The primary judge concluded that it was not appropriate to delay a consideration of the mother’s anxiety and the child’s relationship with the father until the single expert had completed the report and, thus on an interim basis ordered the father to spend time with the child for two hours on two consecutive days in each month, to be supervised by a professional supervision service.
It is these orders that the mother seeks to appeal. The proposed grounds challenge the primary judge’s conclusion that it was not in the child’s best interests to delay the introduction of the father and further in broad, challenge the orders as being uninformed by the provisions of s 60CC of the Act.
The mother sought a stay of his Honour’s orders which is listed for hearing on 8 April 2020. Notwithstanding there has been no stay of those orders, the mother has apparently failed to comply with them and the father has filed an application for Contravention of the primary judge’s orders.
Legal principles
The relevant principles to be applied in deciding whether it is appropriate to extend time for lodging an appeal are set out in Gallo v Dawson (1990) 93 ALR 479. The granting of leave is not automatic but involves the exercise of discretion. The discretion to extend time is given for the sole purpose of enabling the Court to do justice between the parties. In determining whether the rules will work an injustice, it is necessary to have regard to the history of the proceedings, the nature of the litigation and the consequences for parties of the grant or refusal of the leave. It is also necessary to consider the delay, its magnitude and the reason advanced for the delay.
The respondent’s opposition
In his response to the Application in an appeal and affidavit filed 3 March 2020, the father opposes the application and contends that there is “no evidence” that he poses a risk of harm to the child. I take this to be a submission that the appeal is not arguable. The father is representing himself and in his affidavit expresses “strong opposition” to the granting of an extension of time. He further points to the delays in bringing the matter to hearing and argued that the appeal and, this application for leave was a tactic to further delay the hearing.
Merits of the proposed appeal
The exercise of discretion also involves an assessment of prospects of a successful appeal because if the appeal is devoid of merit it would be futile to make the order sought. This determination of the merit of the appeal requires a consideration of whether the appeal is “arguable”. It will be readily understood that the determination of merit of an appeal for this purpose must of necessity be confined by the documents available to the Court on the application.
That the assessment of merit is one conducted by reference to the available material, necessarily limits the inquiry and as Kirby J said in Jackamarra v Krakouer (1998) 195 CLR 516 at 540:
A consideration relevant to that exercise is whether the case is arguable. If it is hopeless, unarguable or bound to fail, the request for an extension of time will be refused. However, this is basically because to grant it would be futile.
(Footnotes omitted)
It is against this legal framework then that the merits of the proposed appeal should be considered.
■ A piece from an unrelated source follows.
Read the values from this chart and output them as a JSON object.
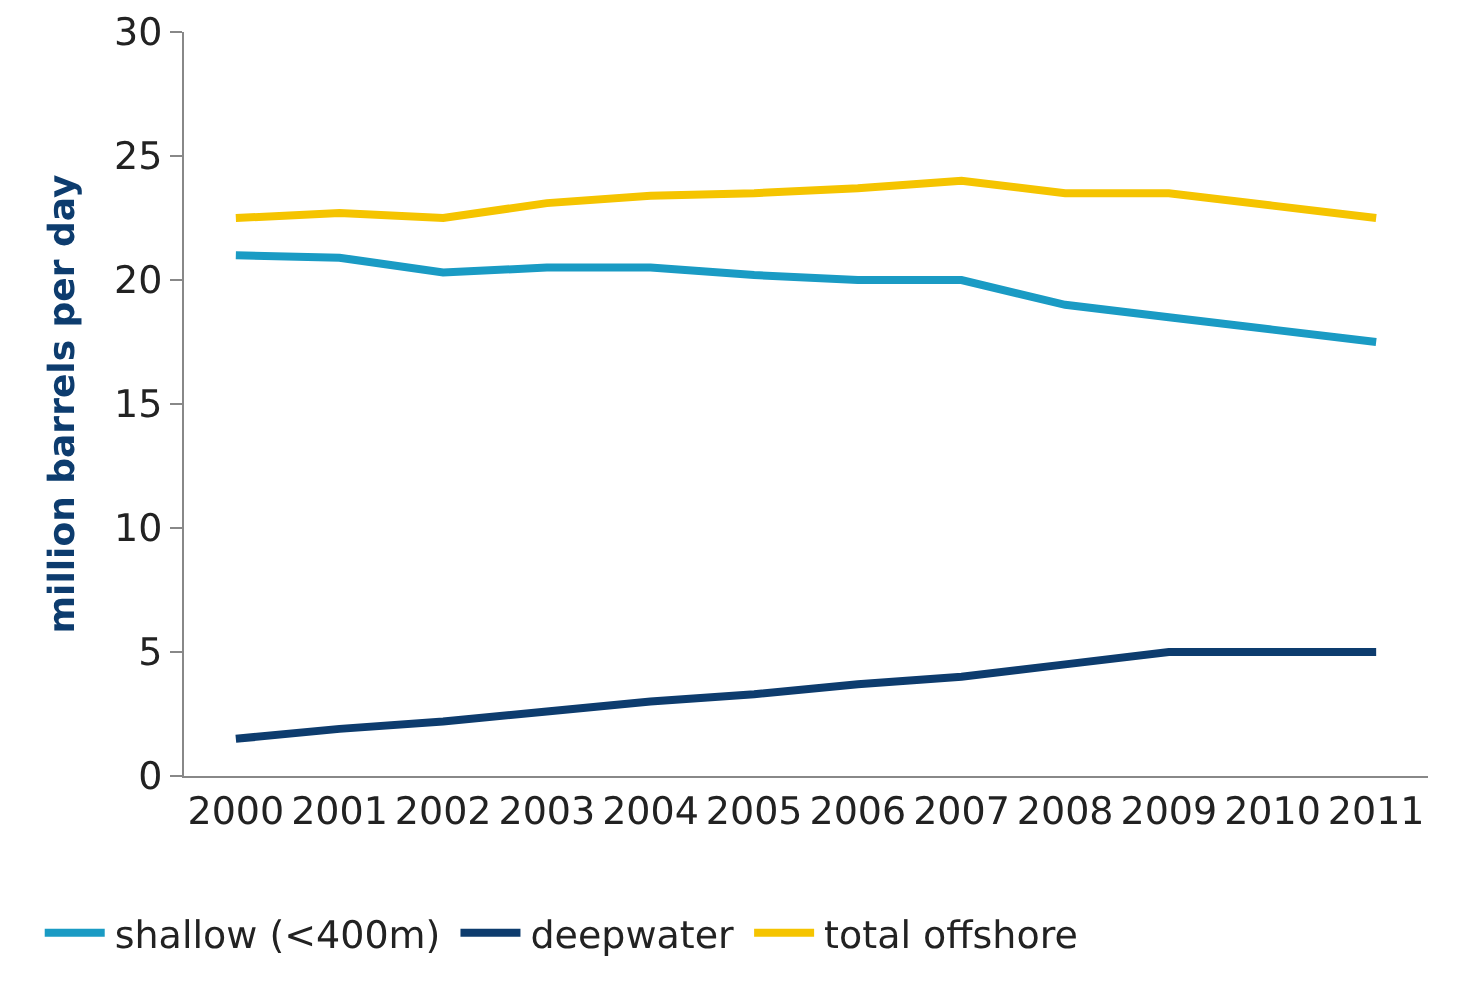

Having regard to the reasons for judgment and the issues sought to be raised on appeal, I am satisfied that the appeal is arguable for these purposes.
Delay
In this case, the delay between the expiration of time and the attempted filing of the appeal is one week. Of itself, that delay is not of a magnitude which would foreclose an extension of time being granted. I am further satisfied that the delay in filing the appeal has been satisfactorily explained.
I therefore propose to grant the extension of time sought.
I certify that the preceding twenty-three (23) paragraphs are a true copy of the reasons for judgment of the Honourable Justice Ainslie-Wallace delivered on 11 March 2020.